After Italian referendum result, a series of upcoming elections across continent look set to be characterised by anti-establishment backlash following years of austerity and growing tension over immigration.
By Ben Chapman
A £30 billion fund manager is shifting investment to America as Europe lurches from one crisis to another while belief in a Donald Trump boom grows.
“Overall, the weighting toward US assets will increase,” Timo Ritakallio, boss of Ilmarinen, one of the Nordic region’s biggest funds, told Bloomberg. “We’re monitoring the geographic dynamic and are putting more focus on the US market, and moving away from the eurozone,” he said.
In Europe, the issue is the “very poor outlook for the whole economy, because this 1-1.5 per cent growth rate will continue for a long time,” Ritakallio said. “It has a very negative impact.
The continent was rocked after Italian Prime Minister Matteo Renzi quit in the early hours of Monday following a heavy loss in a referendum on constitutional reform. The outcome threatens to trigger a new wave of political and financial chaos for Europe.
While Austrian voters refused to give power to populist far-right leader Norbert Hofer, a series of upcoming elections across the continent look set to be characterised by an anti-establishment backlash after years of austerity, and on the back of a migrant crisis fed by the war in
Geert Wilders is seeking to form a government in the Dutch parliamentary vote next March, on the back of a promise to “de-islamise” the west. Meanwhile Marine Le Pen, of France’s Front National, has polled strongly in preliminary rounds of the presidential election there. Her anti-EU, anti-immigration stance could serve to rattle markets in the run-up to the election if a victory looks possible.
In contrast, many analysts expect the dollar to continue appreciating next year, if President-elect Donald Trump makes good on his promise of an infrastructure spending spree.

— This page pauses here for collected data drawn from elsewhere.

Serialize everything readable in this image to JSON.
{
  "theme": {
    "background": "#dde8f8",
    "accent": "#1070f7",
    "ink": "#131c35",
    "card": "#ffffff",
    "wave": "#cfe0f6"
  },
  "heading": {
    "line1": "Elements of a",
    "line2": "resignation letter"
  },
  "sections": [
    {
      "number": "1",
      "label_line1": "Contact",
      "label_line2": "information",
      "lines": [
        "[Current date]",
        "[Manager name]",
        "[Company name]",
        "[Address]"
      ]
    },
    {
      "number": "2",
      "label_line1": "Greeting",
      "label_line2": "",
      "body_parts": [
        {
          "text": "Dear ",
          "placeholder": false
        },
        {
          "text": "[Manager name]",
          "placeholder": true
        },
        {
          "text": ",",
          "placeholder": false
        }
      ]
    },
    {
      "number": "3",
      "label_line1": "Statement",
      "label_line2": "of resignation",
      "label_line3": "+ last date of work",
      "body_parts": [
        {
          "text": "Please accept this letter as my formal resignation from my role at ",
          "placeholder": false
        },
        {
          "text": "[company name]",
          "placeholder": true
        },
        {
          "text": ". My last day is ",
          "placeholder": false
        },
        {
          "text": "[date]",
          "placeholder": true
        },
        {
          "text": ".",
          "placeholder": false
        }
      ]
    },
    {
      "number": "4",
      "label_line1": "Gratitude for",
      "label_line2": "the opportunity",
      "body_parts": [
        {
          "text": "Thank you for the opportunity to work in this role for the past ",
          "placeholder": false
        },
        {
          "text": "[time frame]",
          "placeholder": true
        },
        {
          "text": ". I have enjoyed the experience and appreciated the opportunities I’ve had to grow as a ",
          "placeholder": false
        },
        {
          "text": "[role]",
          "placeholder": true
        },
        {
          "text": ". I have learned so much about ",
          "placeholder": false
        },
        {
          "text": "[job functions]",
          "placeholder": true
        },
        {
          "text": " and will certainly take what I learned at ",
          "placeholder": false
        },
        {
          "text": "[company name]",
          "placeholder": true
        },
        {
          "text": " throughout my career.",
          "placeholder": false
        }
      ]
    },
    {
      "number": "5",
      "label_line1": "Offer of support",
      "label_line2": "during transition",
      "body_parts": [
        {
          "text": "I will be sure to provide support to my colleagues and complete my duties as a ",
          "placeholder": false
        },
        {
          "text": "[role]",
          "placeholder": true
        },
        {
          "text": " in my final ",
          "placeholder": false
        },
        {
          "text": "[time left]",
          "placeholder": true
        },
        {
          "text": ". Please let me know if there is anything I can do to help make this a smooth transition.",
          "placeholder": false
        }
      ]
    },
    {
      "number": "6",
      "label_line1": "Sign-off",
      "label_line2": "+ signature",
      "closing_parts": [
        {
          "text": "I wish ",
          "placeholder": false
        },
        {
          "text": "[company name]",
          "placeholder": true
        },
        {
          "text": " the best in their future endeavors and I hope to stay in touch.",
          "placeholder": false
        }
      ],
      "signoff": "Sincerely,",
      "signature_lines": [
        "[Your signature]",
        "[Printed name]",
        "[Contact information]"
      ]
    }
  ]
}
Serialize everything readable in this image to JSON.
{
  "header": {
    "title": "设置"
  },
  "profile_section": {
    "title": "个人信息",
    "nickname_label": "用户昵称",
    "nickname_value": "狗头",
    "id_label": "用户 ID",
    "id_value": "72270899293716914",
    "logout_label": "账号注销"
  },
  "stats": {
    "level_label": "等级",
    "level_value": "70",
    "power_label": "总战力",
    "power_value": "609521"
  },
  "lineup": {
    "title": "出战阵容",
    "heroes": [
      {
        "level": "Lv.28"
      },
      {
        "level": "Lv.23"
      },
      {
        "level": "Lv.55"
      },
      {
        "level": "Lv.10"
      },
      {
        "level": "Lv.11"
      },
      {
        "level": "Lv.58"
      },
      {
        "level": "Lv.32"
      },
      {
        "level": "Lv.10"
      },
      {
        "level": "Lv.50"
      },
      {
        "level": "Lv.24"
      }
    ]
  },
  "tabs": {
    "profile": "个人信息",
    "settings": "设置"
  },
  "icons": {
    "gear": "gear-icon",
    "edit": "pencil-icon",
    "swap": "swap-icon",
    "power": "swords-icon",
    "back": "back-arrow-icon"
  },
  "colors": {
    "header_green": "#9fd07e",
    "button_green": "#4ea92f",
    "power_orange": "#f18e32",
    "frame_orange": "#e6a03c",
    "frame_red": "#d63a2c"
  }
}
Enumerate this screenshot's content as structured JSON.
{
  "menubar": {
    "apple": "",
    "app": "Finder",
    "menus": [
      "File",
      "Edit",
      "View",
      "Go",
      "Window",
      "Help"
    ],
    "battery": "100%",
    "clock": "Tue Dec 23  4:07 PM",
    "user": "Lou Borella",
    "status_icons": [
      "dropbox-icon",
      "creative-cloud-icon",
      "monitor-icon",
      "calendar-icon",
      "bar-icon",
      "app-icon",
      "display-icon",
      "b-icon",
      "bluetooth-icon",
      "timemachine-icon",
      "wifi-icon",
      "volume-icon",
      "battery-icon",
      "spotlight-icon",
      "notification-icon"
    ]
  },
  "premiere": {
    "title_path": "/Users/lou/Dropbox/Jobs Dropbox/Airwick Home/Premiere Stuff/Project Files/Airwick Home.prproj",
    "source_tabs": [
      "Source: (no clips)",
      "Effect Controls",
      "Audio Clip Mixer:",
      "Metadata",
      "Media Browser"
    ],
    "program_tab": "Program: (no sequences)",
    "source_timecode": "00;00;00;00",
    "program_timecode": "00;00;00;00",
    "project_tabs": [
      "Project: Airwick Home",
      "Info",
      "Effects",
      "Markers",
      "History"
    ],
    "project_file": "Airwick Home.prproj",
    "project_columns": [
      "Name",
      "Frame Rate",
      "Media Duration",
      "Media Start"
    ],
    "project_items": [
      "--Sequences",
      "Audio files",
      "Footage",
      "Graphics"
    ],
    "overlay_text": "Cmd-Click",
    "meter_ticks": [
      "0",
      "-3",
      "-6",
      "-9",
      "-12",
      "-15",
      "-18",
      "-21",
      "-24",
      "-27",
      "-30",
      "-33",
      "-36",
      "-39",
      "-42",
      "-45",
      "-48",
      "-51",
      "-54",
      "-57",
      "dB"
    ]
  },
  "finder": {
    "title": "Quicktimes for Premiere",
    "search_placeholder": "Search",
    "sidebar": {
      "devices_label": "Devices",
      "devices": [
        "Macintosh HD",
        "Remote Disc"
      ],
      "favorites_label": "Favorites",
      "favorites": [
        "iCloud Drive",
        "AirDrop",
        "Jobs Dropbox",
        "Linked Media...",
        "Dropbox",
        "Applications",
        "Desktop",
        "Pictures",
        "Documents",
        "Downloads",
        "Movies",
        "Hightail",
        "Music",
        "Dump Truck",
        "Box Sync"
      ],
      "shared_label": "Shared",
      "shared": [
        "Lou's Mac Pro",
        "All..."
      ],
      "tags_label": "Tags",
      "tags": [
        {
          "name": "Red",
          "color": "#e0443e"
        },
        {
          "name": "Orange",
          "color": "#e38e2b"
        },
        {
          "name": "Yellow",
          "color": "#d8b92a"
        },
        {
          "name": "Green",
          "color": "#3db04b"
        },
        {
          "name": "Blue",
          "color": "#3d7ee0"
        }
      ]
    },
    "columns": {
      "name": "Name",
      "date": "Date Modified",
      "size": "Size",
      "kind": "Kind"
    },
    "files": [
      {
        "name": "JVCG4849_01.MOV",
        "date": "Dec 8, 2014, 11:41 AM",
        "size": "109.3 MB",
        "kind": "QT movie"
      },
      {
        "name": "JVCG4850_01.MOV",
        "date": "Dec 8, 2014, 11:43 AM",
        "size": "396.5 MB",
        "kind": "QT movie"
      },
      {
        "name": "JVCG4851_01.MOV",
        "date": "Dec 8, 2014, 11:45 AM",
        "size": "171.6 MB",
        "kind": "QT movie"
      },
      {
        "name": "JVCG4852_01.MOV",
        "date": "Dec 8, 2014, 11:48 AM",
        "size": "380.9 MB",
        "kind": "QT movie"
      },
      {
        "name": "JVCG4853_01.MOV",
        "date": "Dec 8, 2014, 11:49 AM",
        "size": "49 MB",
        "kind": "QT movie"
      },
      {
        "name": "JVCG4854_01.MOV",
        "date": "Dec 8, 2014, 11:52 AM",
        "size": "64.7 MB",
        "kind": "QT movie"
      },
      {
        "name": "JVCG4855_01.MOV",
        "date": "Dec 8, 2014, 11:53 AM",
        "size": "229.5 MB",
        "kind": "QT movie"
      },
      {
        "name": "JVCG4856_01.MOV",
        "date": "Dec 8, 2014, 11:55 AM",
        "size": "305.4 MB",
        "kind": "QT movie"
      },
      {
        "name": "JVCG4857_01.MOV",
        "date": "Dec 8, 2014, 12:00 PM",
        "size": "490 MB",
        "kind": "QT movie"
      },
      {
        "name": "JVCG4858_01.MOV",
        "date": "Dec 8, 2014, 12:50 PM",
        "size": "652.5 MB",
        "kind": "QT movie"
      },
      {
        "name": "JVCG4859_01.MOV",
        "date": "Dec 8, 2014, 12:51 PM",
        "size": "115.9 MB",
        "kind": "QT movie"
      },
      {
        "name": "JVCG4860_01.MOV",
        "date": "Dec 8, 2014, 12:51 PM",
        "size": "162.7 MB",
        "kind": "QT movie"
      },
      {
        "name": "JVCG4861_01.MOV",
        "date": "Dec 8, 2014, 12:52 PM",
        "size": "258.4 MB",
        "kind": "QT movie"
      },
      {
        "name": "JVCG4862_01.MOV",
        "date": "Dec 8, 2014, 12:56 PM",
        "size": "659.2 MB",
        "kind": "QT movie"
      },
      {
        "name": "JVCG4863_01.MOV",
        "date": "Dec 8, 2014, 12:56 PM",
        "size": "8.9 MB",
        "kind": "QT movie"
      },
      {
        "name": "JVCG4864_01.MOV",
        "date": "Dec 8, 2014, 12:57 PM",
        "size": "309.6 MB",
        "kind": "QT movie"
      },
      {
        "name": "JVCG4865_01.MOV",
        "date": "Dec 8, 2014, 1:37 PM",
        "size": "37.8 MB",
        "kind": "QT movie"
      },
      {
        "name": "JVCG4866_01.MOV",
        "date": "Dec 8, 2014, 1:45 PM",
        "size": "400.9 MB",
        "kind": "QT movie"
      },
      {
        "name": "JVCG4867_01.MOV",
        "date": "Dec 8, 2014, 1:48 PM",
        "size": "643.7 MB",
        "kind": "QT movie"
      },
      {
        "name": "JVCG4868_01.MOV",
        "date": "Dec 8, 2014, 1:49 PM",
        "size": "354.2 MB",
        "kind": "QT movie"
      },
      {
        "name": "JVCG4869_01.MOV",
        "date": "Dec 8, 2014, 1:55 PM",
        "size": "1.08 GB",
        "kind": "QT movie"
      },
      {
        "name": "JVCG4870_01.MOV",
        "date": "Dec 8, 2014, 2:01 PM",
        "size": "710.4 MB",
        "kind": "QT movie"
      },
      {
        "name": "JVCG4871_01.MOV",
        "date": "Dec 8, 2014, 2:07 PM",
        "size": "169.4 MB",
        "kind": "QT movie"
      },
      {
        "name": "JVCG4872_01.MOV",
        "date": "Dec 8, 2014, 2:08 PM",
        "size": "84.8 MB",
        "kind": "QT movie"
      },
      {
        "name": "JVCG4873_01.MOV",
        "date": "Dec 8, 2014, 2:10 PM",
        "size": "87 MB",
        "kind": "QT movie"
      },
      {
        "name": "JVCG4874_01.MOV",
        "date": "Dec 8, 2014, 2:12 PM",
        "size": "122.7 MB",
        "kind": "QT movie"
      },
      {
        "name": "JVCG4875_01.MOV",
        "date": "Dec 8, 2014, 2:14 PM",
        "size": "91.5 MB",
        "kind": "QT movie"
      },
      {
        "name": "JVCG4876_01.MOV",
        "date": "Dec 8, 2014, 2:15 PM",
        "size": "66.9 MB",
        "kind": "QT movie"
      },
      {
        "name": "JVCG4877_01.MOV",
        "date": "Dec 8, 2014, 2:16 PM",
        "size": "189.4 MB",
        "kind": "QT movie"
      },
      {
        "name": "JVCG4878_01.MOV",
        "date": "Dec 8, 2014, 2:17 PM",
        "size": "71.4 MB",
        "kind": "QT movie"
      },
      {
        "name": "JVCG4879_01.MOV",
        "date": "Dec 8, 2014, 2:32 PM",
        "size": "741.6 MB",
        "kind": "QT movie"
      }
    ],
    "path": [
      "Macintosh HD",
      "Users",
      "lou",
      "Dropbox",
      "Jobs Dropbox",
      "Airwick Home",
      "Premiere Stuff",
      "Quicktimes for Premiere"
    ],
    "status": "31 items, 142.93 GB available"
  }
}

The plan could boost US growth, which has been stuck at around 2 per cent for most of the post-financial crisis era. The retail tycoon’s policies are likely to lead to faster inflation and greater instability, analysts have said.
Pension funds like Ilmarinen are growing desperate for returns after years of ultra-low interest rates. Given the environment, outsourcing investment decisions to hedge funds is considerably less appealing than it once was, Ritakallio told Bloomberg.
“It’s more and more important to look at the cost level of different investment instruments,” he said. “Specifically, I mean very expensive asset managers like hedge funds. We only have 2 percent of our total assets in hedge funds.”
“In my view, the hedge fund industry probably will struggle next year again because their current cost structure is too high, from an investor’s point of view, given the low-return environment,” Ritakallio said.